By | Published on Tuesday 9 February 2021


UK media regulator Ofcom has found Global’s Capital Xtra Reloaded radio station in breach of its broadcasting code, after airing a track featuring racially offensive language on a Monday morning.

The offshoot of Capital’s Xtra station, which plays contemporary grime, hip hop and R&B, Capital Xtra Reloaded offers up hip hop, dance, garage, R&B and grime classics from the 1990s and 2000s. On 7 Sep last year, at around 10am, it was filling that remit by playing Luniz’s 1995 track ‘I Got Five On It’.

One listener complained, due to the line in the track, “Bomb will make a niggy go delirious, like Eddie Murphy” – the word ‘niggy’ generally being perceived as a derivation of the ‘n’ word.
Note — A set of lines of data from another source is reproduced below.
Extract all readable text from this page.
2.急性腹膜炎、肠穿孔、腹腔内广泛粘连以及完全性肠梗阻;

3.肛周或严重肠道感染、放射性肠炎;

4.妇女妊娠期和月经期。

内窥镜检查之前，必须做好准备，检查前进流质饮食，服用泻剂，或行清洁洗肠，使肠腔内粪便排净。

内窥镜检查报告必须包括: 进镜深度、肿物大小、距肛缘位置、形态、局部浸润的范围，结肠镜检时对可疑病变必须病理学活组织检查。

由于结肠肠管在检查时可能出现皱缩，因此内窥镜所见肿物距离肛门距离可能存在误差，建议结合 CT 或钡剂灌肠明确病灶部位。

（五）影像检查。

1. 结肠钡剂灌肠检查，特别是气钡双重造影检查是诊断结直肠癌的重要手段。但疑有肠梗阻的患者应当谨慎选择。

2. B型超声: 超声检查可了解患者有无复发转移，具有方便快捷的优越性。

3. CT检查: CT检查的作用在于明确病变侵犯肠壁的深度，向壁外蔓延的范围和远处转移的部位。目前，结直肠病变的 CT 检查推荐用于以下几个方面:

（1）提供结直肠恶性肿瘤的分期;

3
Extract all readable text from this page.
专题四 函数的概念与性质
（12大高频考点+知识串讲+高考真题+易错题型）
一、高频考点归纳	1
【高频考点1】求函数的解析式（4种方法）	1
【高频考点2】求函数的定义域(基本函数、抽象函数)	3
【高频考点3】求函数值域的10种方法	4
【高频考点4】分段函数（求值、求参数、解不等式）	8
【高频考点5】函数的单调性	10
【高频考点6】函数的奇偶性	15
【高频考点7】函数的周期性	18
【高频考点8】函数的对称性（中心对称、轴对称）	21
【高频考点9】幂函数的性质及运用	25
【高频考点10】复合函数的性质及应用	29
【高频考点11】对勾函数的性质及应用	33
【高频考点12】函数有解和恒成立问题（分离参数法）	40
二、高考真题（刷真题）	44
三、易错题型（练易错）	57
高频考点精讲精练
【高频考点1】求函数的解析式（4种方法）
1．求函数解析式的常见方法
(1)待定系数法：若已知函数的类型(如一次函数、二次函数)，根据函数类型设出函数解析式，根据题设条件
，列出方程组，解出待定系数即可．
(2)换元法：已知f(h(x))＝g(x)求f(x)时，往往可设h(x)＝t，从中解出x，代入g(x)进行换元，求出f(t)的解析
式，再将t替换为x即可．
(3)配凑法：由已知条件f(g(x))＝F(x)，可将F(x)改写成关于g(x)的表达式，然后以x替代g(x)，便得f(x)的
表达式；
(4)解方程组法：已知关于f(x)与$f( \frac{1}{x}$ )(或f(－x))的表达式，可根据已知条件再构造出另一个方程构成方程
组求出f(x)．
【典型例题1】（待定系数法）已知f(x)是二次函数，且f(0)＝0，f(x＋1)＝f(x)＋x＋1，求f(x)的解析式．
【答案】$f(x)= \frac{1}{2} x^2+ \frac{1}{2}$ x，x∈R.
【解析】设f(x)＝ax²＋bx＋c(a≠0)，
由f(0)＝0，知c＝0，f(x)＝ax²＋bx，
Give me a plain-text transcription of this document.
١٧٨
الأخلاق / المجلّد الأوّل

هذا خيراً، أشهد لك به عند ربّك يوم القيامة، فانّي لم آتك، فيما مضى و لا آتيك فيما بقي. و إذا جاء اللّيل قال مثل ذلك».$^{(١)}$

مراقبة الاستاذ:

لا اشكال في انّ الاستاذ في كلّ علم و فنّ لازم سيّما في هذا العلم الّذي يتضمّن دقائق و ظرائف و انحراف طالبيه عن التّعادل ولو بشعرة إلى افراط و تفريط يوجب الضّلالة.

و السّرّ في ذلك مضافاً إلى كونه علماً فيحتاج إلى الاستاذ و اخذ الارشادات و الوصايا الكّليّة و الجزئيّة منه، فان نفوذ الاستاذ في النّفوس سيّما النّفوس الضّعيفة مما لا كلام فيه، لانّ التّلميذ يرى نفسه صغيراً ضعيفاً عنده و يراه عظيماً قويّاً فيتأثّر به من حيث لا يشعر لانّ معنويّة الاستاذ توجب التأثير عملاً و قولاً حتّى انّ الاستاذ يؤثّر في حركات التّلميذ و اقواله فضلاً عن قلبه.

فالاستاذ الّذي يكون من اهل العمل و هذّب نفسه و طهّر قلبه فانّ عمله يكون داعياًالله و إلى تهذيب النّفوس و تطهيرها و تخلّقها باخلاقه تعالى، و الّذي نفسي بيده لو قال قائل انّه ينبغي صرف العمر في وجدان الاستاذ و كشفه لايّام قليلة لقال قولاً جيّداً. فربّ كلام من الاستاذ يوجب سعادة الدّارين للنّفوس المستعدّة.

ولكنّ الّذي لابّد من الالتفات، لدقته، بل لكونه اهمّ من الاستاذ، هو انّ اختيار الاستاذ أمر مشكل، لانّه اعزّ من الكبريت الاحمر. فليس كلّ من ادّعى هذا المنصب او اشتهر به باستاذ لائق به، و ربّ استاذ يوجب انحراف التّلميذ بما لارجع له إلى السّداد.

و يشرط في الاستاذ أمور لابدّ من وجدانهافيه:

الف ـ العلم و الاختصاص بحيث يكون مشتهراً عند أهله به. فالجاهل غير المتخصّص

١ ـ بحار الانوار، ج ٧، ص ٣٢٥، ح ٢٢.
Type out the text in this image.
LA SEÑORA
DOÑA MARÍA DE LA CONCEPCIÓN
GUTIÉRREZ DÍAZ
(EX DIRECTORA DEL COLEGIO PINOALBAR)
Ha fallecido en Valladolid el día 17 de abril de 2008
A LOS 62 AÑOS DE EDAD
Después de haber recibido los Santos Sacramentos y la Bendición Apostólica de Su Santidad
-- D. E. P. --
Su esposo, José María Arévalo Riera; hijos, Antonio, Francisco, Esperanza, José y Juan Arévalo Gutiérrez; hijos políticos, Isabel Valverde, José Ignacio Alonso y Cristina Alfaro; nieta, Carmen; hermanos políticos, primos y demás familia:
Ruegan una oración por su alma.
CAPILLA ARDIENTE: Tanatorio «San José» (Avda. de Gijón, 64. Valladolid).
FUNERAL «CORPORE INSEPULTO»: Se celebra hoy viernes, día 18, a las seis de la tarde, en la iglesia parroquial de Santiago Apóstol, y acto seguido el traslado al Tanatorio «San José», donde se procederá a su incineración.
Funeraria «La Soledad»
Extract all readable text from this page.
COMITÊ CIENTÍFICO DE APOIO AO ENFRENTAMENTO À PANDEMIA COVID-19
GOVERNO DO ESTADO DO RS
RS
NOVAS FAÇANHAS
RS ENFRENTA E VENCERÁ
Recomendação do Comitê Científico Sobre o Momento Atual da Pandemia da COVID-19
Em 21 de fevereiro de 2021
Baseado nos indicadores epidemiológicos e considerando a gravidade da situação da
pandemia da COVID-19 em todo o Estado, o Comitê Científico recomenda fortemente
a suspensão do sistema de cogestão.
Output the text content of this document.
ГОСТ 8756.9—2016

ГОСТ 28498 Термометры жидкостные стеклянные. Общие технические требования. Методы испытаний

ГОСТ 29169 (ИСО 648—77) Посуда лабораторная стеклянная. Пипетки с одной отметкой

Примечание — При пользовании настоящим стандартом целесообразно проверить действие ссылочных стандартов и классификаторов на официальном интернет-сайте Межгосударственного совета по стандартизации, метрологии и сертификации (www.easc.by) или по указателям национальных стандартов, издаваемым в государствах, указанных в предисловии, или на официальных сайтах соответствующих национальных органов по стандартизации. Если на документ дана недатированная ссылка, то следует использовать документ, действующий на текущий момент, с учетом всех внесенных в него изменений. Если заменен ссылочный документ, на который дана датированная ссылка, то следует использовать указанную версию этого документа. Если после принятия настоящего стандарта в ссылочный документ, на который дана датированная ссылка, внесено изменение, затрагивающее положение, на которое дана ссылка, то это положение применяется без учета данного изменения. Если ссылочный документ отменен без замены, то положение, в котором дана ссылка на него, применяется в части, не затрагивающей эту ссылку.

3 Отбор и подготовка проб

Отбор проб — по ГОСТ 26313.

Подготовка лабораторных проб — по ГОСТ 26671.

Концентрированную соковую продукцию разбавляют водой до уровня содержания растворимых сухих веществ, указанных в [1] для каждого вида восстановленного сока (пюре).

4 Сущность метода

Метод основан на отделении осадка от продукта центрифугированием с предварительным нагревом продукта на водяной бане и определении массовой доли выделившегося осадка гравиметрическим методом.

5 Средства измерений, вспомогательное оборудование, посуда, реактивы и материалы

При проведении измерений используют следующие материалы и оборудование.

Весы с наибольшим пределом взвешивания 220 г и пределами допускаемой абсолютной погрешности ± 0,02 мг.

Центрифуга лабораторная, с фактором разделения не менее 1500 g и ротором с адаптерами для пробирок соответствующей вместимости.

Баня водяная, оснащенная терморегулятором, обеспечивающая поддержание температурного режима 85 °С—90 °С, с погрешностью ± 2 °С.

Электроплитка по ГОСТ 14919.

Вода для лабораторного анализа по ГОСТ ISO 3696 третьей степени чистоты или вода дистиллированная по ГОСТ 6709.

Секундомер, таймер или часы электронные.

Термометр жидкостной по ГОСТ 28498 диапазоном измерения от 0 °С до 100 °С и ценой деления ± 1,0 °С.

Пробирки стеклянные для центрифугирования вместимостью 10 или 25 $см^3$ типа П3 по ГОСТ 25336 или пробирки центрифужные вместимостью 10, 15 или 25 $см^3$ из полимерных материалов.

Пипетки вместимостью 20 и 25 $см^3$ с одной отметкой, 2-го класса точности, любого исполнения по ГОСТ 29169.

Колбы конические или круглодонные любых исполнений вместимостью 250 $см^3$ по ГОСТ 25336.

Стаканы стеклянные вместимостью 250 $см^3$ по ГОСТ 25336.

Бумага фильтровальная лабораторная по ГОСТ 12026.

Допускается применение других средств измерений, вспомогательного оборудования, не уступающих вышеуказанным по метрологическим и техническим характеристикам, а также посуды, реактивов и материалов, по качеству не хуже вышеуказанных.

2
Global responded by saying that the appearance of the word in question had been the result of human error. It said that the word was “not easily identifiable when listening to the song”, not least because it was “a derivation of the full ‘n’ word, not the word itself”.

It apologised for any offence caused, but also noted that the use of the word was not meant to be derogatory “as the songwriters and artists are predominantly African American”.

The media firm also said that it had now removed the song from its database and reminded staff of “the importance of mandatory language checks”. It added that it would check all the songs in the database to ensure that they adhere to “strict standards on language and decency”.

Ofcom noted that the word used in the Luniz track did not actually feature in its 2016 research on the phrases that people find most offensive. However, it is a derivative of a word that “is considered by audiences to be among the most unacceptable words”.

The regulator accepted that rules on broadcasting offensive content to children had not been breached, given that the track had been played in the middle of the morning during term time. However, it said that “regardless of intent”, no “contextual justification” was given for the broadcast of the word, and therefore there had been a breach of rules on minimising offence.